Er ahnte, dass die Polizei wegen der Ceska 83 auch zu ihm kommen würde und wollte nicht, wie er sagt, wegen der Schreckschusspistole immer noch für einen Nazi gehalten werden. Carsten S. hatte nach dem Bruch mit der rechten Szene Jena verlassen und in Düsseldorf ein Studium der Sozialpädagogik absolviert. In der Stadt am Rhein war er bis zur Festnahme im Februar 2012 in schwul-lesbischen Projekten tätig.
Die Bundesanwaltschaft wirft S. und Wohlleben wegen der Ceska Beihilfe zu neunfachem Mord vor.

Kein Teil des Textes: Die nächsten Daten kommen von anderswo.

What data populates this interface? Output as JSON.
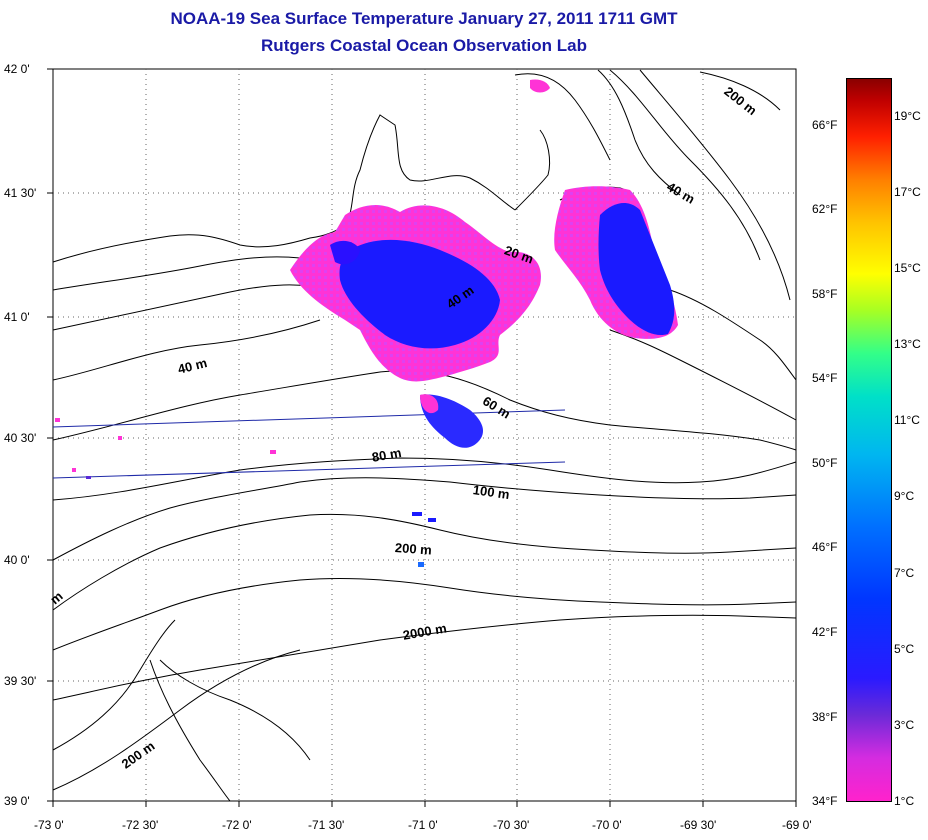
{
  "title": "NOAA-19 Sea Surface Temperature January 27, 2011 1711 GMT",
  "subtitle": "Rutgers Coastal Ocean Observation Lab",
  "lat_labels": [
    "42 0'",
    "41 30'",
    "41 0'",
    "40 30'",
    "40 0'",
    "39 30'",
    "39 0'"
  ],
  "lon_labels": [
    "-73 0'",
    "-72 30'",
    "-72 0'",
    "-71 30'",
    "-71 0'",
    "-70 30'",
    "-70 0'",
    "-69 30'",
    "-69 0'"
  ],
  "depth_labels": [
    "200 m",
    "40 m",
    "20 m",
    "40 m",
    "40 m",
    "60 m",
    "80 m",
    "100 m",
    "200 m",
    "2000 m",
    "200 m",
    "m"
  ],
  "colorbar": {
    "fahrenheit": [
      "66°F",
      "62°F",
      "58°F",
      "54°F",
      "50°F",
      "46°F",
      "42°F",
      "38°F",
      "34°F"
    ],
    "celsius": [
      "19°C",
      "17°C",
      "15°C",
      "13°C",
      "11°C",
      "9°C",
      "7°C",
      "5°C",
      "3°C",
      "1°C"
    ]
  },
  "colors": {
    "title": "#1a1aa6",
    "cold_pink": "#ff2ad4",
    "cold_blue": "#1a1aff",
    "track_line": "#1f2aa8"
  }
}
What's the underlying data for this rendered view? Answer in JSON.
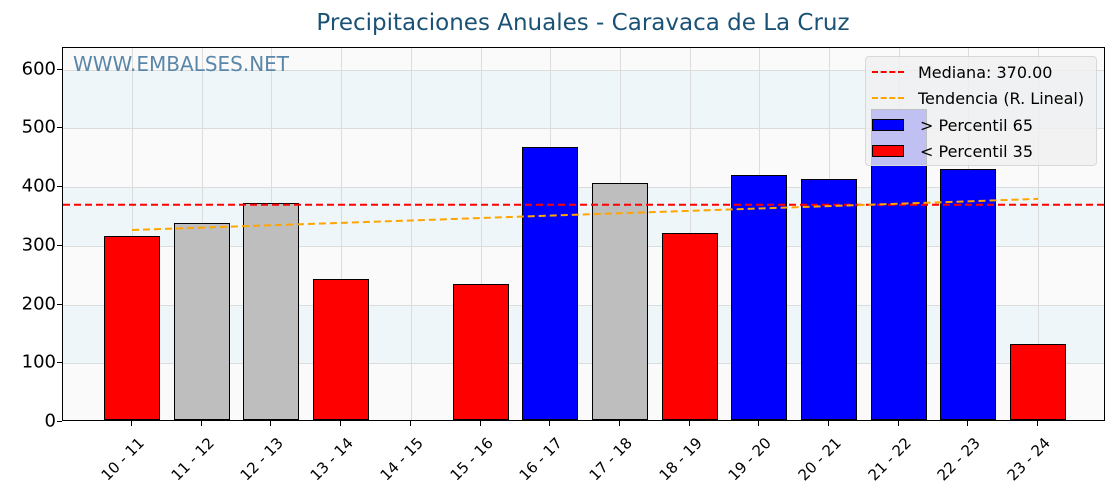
{
  "chart_data": {
    "type": "bar",
    "title": "Precipitaciones Anuales - Caravaca de La Cruz",
    "xlabel": "",
    "ylabel": "",
    "ylim": [
      0,
      637
    ],
    "yticks": [
      0,
      100,
      200,
      300,
      400,
      500,
      600
    ],
    "grid": true,
    "legend_position": "upper right",
    "categories": [
      "10 - 11",
      "11 - 12",
      "12 - 13",
      "13 - 14",
      "14 - 15",
      "15 - 16",
      "16 - 17",
      "17 - 18",
      "18 - 19",
      "19 - 20",
      "20 - 21",
      "21 - 22",
      "22 - 23",
      "23 - 24"
    ],
    "values": [
      314,
      336,
      370,
      240,
      0,
      232,
      465,
      404,
      318,
      418,
      411,
      530,
      428,
      130
    ],
    "bar_colors": [
      "#ff0000",
      "#bebebe",
      "#bebebe",
      "#ff0000",
      "#ff0000",
      "#ff0000",
      "#0000ff",
      "#bebebe",
      "#ff0000",
      "#0000ff",
      "#0000ff",
      "#0000ff",
      "#0000ff",
      "#ff0000"
    ],
    "median": 370.0,
    "trend": {
      "start": 327,
      "end": 380
    },
    "legend": [
      {
        "label": "Mediana: 370.00",
        "kind": "dashed-line",
        "color": "#ff0000"
      },
      {
        "label": "Tendencia (R. Lineal)",
        "kind": "dashed-line",
        "color": "#ffa500"
      },
      {
        "label": "> Percentil 65",
        "kind": "patch",
        "color": "#0000ff"
      },
      {
        "label": "< Percentil 35",
        "kind": "patch",
        "color": "#ff0000"
      }
    ],
    "annotations": [
      "WWW.EMBALSES.NET"
    ]
  },
  "header": {
    "title": "Precipitaciones Anuales - Caravaca de La Cruz"
  },
  "watermark": "WWW.EMBALSES.NET",
  "yaxis": {
    "ticks": [
      "0",
      "100",
      "200",
      "300",
      "400",
      "500",
      "600"
    ]
  },
  "legend": {
    "median": "Mediana: 370.00",
    "trend": "Tendencia (R. Lineal)",
    "p65": "> Percentil 65",
    "p35": "< Percentil 35"
  },
  "colors": {
    "median": "#ff0000",
    "trend": "#ffa500",
    "high": "#0000ff",
    "low": "#ff0000",
    "mid": "#bebebe",
    "title": "#1a5276"
  }
}
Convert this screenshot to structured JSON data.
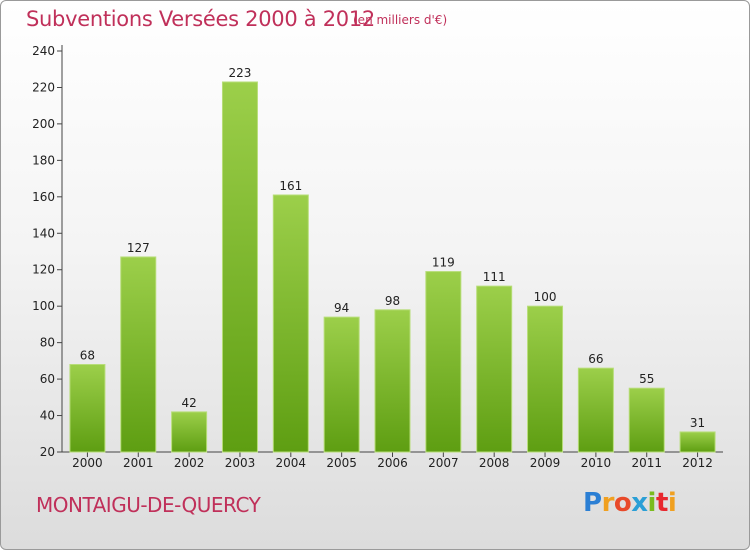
{
  "header": {
    "title": "Subventions Versées 2000 à 2012",
    "unit": "(en milliers d'€)"
  },
  "footer": {
    "commune": "MONTAIGU-DE-QUERCY",
    "logo": "Proxiti"
  },
  "colors": {
    "title": "#c0305a",
    "bar_light": "#9ccf4a",
    "bar_dark": "#5e9e12"
  },
  "chart_data": {
    "type": "bar",
    "title": "Subventions Versées 2000 à 2012",
    "subtitle": "(en milliers d'€)",
    "categories": [
      "2000",
      "2001",
      "2002",
      "2003",
      "2004",
      "2005",
      "2006",
      "2007",
      "2008",
      "2009",
      "2010",
      "2011",
      "2012"
    ],
    "values": [
      68,
      127,
      42,
      223,
      161,
      94,
      98,
      119,
      111,
      100,
      66,
      55,
      31
    ],
    "ylim": [
      20,
      240
    ],
    "yticks": [
      20,
      40,
      60,
      80,
      100,
      120,
      140,
      160,
      180,
      200,
      220,
      240
    ],
    "grid": false
  }
}
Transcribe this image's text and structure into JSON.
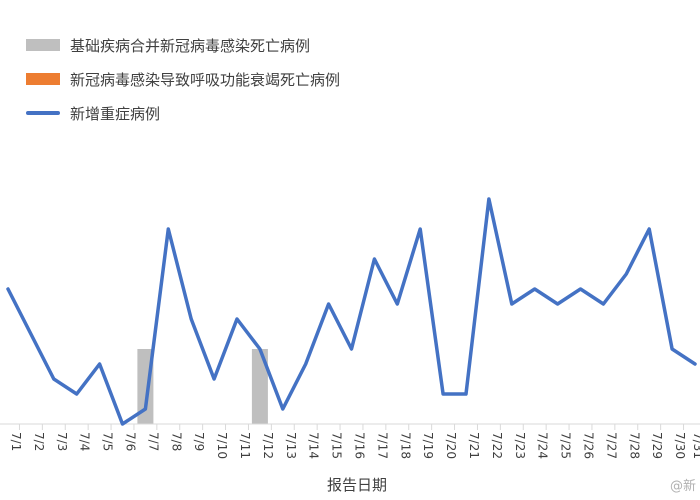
{
  "chart_data": {
    "type": "line",
    "xlabel": "报告日期",
    "ylabel": "",
    "categories": [
      "7/1",
      "7/2",
      "7/3",
      "7/4",
      "7/5",
      "7/6",
      "7/7",
      "7/8",
      "7/9",
      "7/10",
      "7/11",
      "7/12",
      "7/13",
      "7/14",
      "7/15",
      "7/16",
      "7/17",
      "7/18",
      "7/19",
      "7/20",
      "7/21",
      "7/22",
      "7/23",
      "7/24",
      "7/25",
      "7/26",
      "7/27",
      "7/28",
      "7/29",
      "7/30",
      "7/31"
    ],
    "ylim": [
      0,
      16
    ],
    "legend_position": "top-left",
    "grid": false,
    "series": [
      {
        "name": "基础疾病合并新冠病毒感染死亡病例",
        "type": "bar",
        "color": "#bfbfbf",
        "values": [
          0,
          0,
          0,
          0,
          0,
          0,
          5,
          0,
          0,
          0,
          0,
          5,
          0,
          0,
          0,
          0,
          0,
          0,
          0,
          0,
          0,
          0,
          0,
          0,
          0,
          0,
          0,
          0,
          0,
          0,
          0
        ]
      },
      {
        "name": "新冠病毒感染导致呼吸功能衰竭死亡病例",
        "type": "bar",
        "color": "#ed7d31",
        "values": [
          0,
          0,
          0,
          0,
          0,
          0,
          0,
          0,
          0,
          0,
          0,
          0,
          0,
          0,
          0,
          0,
          0,
          0,
          0,
          0,
          0,
          0,
          0,
          0,
          0,
          0,
          0,
          0,
          0,
          0,
          0
        ]
      },
      {
        "name": "新增重症病例",
        "type": "line",
        "color": "#4472c4",
        "values": [
          9,
          6,
          3,
          2,
          4,
          0,
          1,
          13,
          7,
          3,
          7,
          5,
          1,
          4,
          8,
          5,
          11,
          8,
          13,
          2,
          2,
          15,
          8,
          9,
          8,
          9,
          8,
          10,
          13,
          5,
          4
        ]
      }
    ]
  },
  "watermark": "@新"
}
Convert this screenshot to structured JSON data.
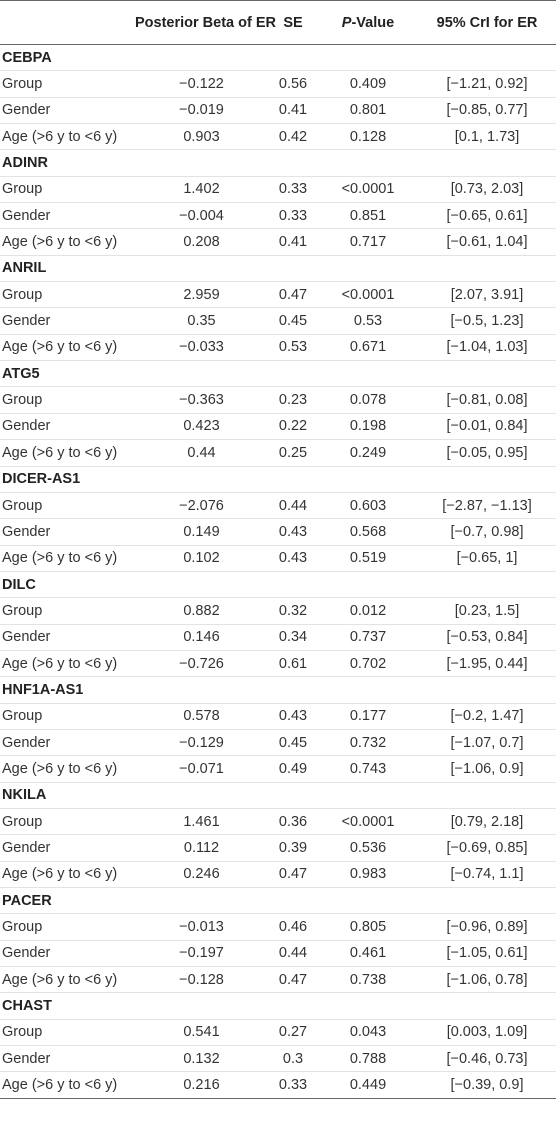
{
  "table": {
    "headers": {
      "col0": "",
      "col1": "Posterior Beta of ER",
      "col2": "SE",
      "col3_italic": "P",
      "col3_rest": "-Value",
      "col4": "95% CrI for ER"
    },
    "groups": [
      {
        "name": "CEBPA",
        "rows": [
          {
            "label": "Group",
            "beta": "−0.122",
            "se": "0.56",
            "p": "0.409",
            "cri": "[−1.21, 0.92]"
          },
          {
            "label": "Gender",
            "beta": "−0.019",
            "se": "0.41",
            "p": "0.801",
            "cri": "[−0.85, 0.77]"
          },
          {
            "label": "Age (>6 y to <6 y)",
            "beta": "0.903",
            "se": "0.42",
            "p": "0.128",
            "cri": "[0.1, 1.73]"
          }
        ]
      },
      {
        "name": "ADINR",
        "rows": [
          {
            "label": "Group",
            "beta": "1.402",
            "se": "0.33",
            "p": "<0.0001",
            "cri": "[0.73, 2.03]"
          },
          {
            "label": "Gender",
            "beta": "−0.004",
            "se": "0.33",
            "p": "0.851",
            "cri": "[−0.65, 0.61]"
          },
          {
            "label": "Age (>6 y to <6 y)",
            "beta": "0.208",
            "se": "0.41",
            "p": "0.717",
            "cri": "[−0.61, 1.04]"
          }
        ]
      },
      {
        "name": "ANRIL",
        "rows": [
          {
            "label": "Group",
            "beta": "2.959",
            "se": "0.47",
            "p": "<0.0001",
            "cri": "[2.07, 3.91]"
          },
          {
            "label": "Gender",
            "beta": "0.35",
            "se": "0.45",
            "p": "0.53",
            "cri": "[−0.5, 1.23]"
          },
          {
            "label": "Age (>6 y to <6 y)",
            "beta": "−0.033",
            "se": "0.53",
            "p": "0.671",
            "cri": "[−1.04, 1.03]"
          }
        ]
      },
      {
        "name": "ATG5",
        "rows": [
          {
            "label": "Group",
            "beta": "−0.363",
            "se": "0.23",
            "p": "0.078",
            "cri": "[−0.81, 0.08]"
          },
          {
            "label": "Gender",
            "beta": "0.423",
            "se": "0.22",
            "p": "0.198",
            "cri": "[−0.01, 0.84]"
          },
          {
            "label": "Age (>6 y to <6 y)",
            "beta": "0.44",
            "se": "0.25",
            "p": "0.249",
            "cri": "[−0.05, 0.95]"
          }
        ]
      },
      {
        "name": "DICER-AS1",
        "rows": [
          {
            "label": "Group",
            "beta": "−2.076",
            "se": "0.44",
            "p": "0.603",
            "cri": "[−2.87, −1.13]"
          },
          {
            "label": "Gender",
            "beta": "0.149",
            "se": "0.43",
            "p": "0.568",
            "cri": "[−0.7, 0.98]"
          },
          {
            "label": "Age (>6 y to <6 y)",
            "beta": "0.102",
            "se": "0.43",
            "p": "0.519",
            "cri": "[−0.65, 1]"
          }
        ]
      },
      {
        "name": "DILC",
        "rows": [
          {
            "label": "Group",
            "beta": "0.882",
            "se": "0.32",
            "p": "0.012",
            "cri": "[0.23, 1.5]"
          },
          {
            "label": "Gender",
            "beta": "0.146",
            "se": "0.34",
            "p": "0.737",
            "cri": "[−0.53, 0.84]"
          },
          {
            "label": "Age (>6 y to <6 y)",
            "beta": "−0.726",
            "se": "0.61",
            "p": "0.702",
            "cri": "[−1.95, 0.44]"
          }
        ]
      },
      {
        "name": "HNF1A-AS1",
        "rows": [
          {
            "label": "Group",
            "beta": "0.578",
            "se": "0.43",
            "p": "0.177",
            "cri": "[−0.2, 1.47]"
          },
          {
            "label": "Gender",
            "beta": "−0.129",
            "se": "0.45",
            "p": "0.732",
            "cri": "[−1.07, 0.7]"
          },
          {
            "label": "Age (>6 y to <6 y)",
            "beta": "−0.071",
            "se": "0.49",
            "p": "0.743",
            "cri": "[−1.06, 0.9]"
          }
        ]
      },
      {
        "name": "NKILA",
        "rows": [
          {
            "label": "Group",
            "beta": "1.461",
            "se": "0.36",
            "p": "<0.0001",
            "cri": "[0.79, 2.18]"
          },
          {
            "label": "Gender",
            "beta": "0.112",
            "se": "0.39",
            "p": "0.536",
            "cri": "[−0.69, 0.85]"
          },
          {
            "label": "Age (>6 y to <6 y)",
            "beta": "0.246",
            "se": "0.47",
            "p": "0.983",
            "cri": "[−0.74, 1.1]"
          }
        ]
      },
      {
        "name": "PACER",
        "rows": [
          {
            "label": "Group",
            "beta": "−0.013",
            "se": "0.46",
            "p": "0.805",
            "cri": "[−0.96, 0.89]"
          },
          {
            "label": "Gender",
            "beta": "−0.197",
            "se": "0.44",
            "p": "0.461",
            "cri": "[−1.05, 0.61]"
          },
          {
            "label": "Age (>6 y to <6 y)",
            "beta": "−0.128",
            "se": "0.47",
            "p": "0.738",
            "cri": "[−1.06, 0.78]"
          }
        ]
      },
      {
        "name": "CHAST",
        "rows": [
          {
            "label": "Group",
            "beta": "0.541",
            "se": "0.27",
            "p": "0.043",
            "cri": "[0.003, 1.09]"
          },
          {
            "label": "Gender",
            "beta": "0.132",
            "se": "0.3",
            "p": "0.788",
            "cri": "[−0.46, 0.73]"
          },
          {
            "label": "Age (>6 y to <6 y)",
            "beta": "0.216",
            "se": "0.33",
            "p": "0.449",
            "cri": "[−0.39, 0.9]"
          }
        ]
      }
    ]
  }
}
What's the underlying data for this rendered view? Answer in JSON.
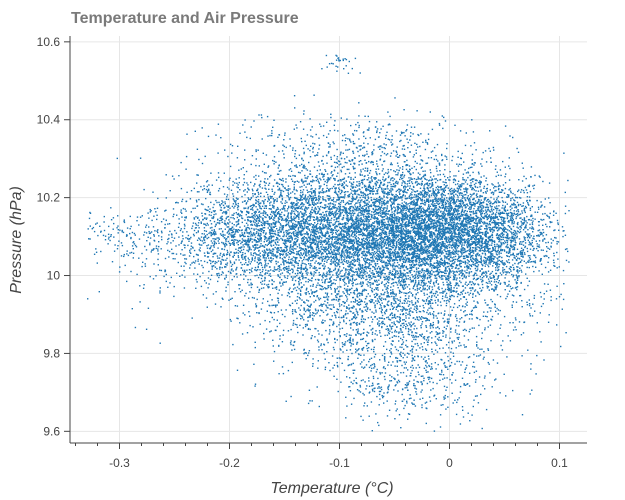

Carsten S. befindet sich im Zeugenschutzprogramm des Bundeskriminalamts, um Racheaktionen von Neonazis vorzubeugen. Auch der ebenfalls geständige Holger G. (39) wird vom BKA versteckt gehalten. Holger G. wollte im Prozess bislang keine Fragen zu seinem Geständnis beantworten.